El recorrido desesperado -o desencantado- de Max Estrella trasciende la peripecia personal del protagonista. Valle-Inclán quiere mostrarnos una España que no funciona, la de los estertores de la Restauración, con el sistema del turnismo encanallado, con el problemático albor de las utopías revolucionarias, con la inflación y la miseria, con la ausencia de una esperanza nítida en un país que sufre una política tan maleada que parece que ya no tuviese cura.
Algunas frases de Luces de Bohemia nos suenan agobiantemente actuales: «En España el mérito no se premia. Se premia el robar y el ser sinvergüenza. En España se premia todo lo malo». Cuando se refiere a la calidad de los intelectuales de su tiempo se diría que está hablando de nuestro tertulianismo de guardia: «¡Mentira parece que sean ustedes intelectuales y que promuevan esos escándalos! ¿Qué dejan ustedes para los analfabetos?». Acercándose a su hora su final, Max Estrella musita el más poético de los lamentos: «Yo soy el dolor de un mal sueño».

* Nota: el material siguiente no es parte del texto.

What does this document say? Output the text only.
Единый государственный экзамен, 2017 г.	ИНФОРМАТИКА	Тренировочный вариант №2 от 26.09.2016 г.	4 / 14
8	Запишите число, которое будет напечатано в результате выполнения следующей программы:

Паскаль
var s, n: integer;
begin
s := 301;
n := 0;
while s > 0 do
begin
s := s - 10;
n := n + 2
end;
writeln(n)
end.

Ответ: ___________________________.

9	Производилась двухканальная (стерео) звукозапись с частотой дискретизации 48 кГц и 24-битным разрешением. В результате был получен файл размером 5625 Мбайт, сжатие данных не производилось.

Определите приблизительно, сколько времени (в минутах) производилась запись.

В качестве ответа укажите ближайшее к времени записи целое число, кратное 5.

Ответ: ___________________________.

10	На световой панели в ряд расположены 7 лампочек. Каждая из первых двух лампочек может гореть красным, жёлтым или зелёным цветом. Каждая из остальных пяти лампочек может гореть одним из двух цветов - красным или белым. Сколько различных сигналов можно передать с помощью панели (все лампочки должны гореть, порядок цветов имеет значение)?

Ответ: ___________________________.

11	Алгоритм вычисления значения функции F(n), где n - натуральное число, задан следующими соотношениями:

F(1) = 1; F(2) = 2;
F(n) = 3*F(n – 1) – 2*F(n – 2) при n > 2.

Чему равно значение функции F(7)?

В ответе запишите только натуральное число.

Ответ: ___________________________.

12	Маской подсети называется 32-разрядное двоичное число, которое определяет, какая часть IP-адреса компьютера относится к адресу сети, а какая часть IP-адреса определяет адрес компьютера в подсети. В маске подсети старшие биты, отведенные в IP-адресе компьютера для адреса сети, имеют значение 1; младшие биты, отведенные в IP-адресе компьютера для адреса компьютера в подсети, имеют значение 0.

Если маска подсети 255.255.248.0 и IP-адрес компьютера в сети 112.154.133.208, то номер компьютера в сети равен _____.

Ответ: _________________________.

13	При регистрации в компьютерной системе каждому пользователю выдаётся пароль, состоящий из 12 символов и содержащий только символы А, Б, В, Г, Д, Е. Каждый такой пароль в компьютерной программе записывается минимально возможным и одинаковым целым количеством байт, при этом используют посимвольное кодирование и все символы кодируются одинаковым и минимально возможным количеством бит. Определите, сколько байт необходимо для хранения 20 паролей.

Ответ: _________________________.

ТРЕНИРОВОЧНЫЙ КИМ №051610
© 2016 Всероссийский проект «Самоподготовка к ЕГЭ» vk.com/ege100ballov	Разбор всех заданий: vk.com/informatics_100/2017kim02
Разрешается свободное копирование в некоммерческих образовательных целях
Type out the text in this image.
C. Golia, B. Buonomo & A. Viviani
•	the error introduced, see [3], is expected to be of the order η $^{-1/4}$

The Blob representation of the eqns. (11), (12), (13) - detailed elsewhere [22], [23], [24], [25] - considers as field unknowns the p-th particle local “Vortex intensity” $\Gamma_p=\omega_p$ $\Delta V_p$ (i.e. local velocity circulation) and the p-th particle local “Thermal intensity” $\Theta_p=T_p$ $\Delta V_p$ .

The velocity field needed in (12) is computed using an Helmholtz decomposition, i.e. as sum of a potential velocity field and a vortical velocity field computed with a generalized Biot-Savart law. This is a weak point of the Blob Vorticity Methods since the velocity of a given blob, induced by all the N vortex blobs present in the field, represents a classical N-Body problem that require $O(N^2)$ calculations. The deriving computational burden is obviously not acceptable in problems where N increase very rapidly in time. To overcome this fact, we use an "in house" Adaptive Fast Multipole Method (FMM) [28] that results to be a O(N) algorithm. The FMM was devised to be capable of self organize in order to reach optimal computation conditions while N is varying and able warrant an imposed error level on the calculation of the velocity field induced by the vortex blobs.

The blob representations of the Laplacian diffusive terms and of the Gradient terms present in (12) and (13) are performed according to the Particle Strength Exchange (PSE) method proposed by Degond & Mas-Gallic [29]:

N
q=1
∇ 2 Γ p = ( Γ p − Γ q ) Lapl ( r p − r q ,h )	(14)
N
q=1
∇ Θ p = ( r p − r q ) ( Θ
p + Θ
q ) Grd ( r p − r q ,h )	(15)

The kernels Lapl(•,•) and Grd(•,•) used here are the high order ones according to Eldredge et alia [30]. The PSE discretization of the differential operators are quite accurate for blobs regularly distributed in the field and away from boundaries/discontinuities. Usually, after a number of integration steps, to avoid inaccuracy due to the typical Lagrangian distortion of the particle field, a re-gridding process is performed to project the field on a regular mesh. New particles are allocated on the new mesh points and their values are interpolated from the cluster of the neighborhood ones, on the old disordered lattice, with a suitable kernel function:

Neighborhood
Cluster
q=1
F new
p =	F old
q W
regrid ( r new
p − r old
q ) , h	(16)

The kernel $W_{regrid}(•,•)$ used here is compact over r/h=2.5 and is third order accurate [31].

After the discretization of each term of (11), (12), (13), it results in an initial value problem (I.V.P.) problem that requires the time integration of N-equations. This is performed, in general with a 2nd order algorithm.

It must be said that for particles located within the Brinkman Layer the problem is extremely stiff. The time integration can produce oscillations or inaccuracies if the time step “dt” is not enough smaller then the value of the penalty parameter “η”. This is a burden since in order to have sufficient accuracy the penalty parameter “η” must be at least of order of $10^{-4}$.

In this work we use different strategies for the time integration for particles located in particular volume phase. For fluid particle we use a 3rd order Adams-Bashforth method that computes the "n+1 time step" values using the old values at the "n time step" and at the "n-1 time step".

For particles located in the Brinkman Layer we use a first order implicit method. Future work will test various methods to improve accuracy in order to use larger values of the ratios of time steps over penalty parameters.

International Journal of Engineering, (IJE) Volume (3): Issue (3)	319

En lo que hace a bienestar material y formación educativa de su población, hoy España es otro planeta comparada con la de 1920, la del último día de Max Estrella. Pero si retornase a la vida, Valle encontraría material sobrado para el más exagerado de sus esperpentos: el presidente pavo real con su corte de ladrones, los chorizos del socialismo que llamaban «chistorras» a los billetes, el fiscal al tiempo delincuente, la homologación de la mentira, los virreyes separatistas inflados de xenofobia, el empresariado acobardado por el autócrata, la pichona sin título que devino en catedrática, el músico friki y evasor fiscal escondido en palacio… El problema es que hoy Valle-Inclán no encontraría una editorial que le publicase el libro. La izquierda domina la cultura y los escritores se ponen de canto, no vaya a ser…
Vestimos bonita ropa de Inditex, nos vamos «de finde» en avión y nos hipnotizan con unas plataformas de streaming que prometen ocio eterno al alcance de un dedo. Pero el régimen bajo el que vivimos, el sanchismo, no está nada lejos de los tiempos deprimentes de Luces de bohemia.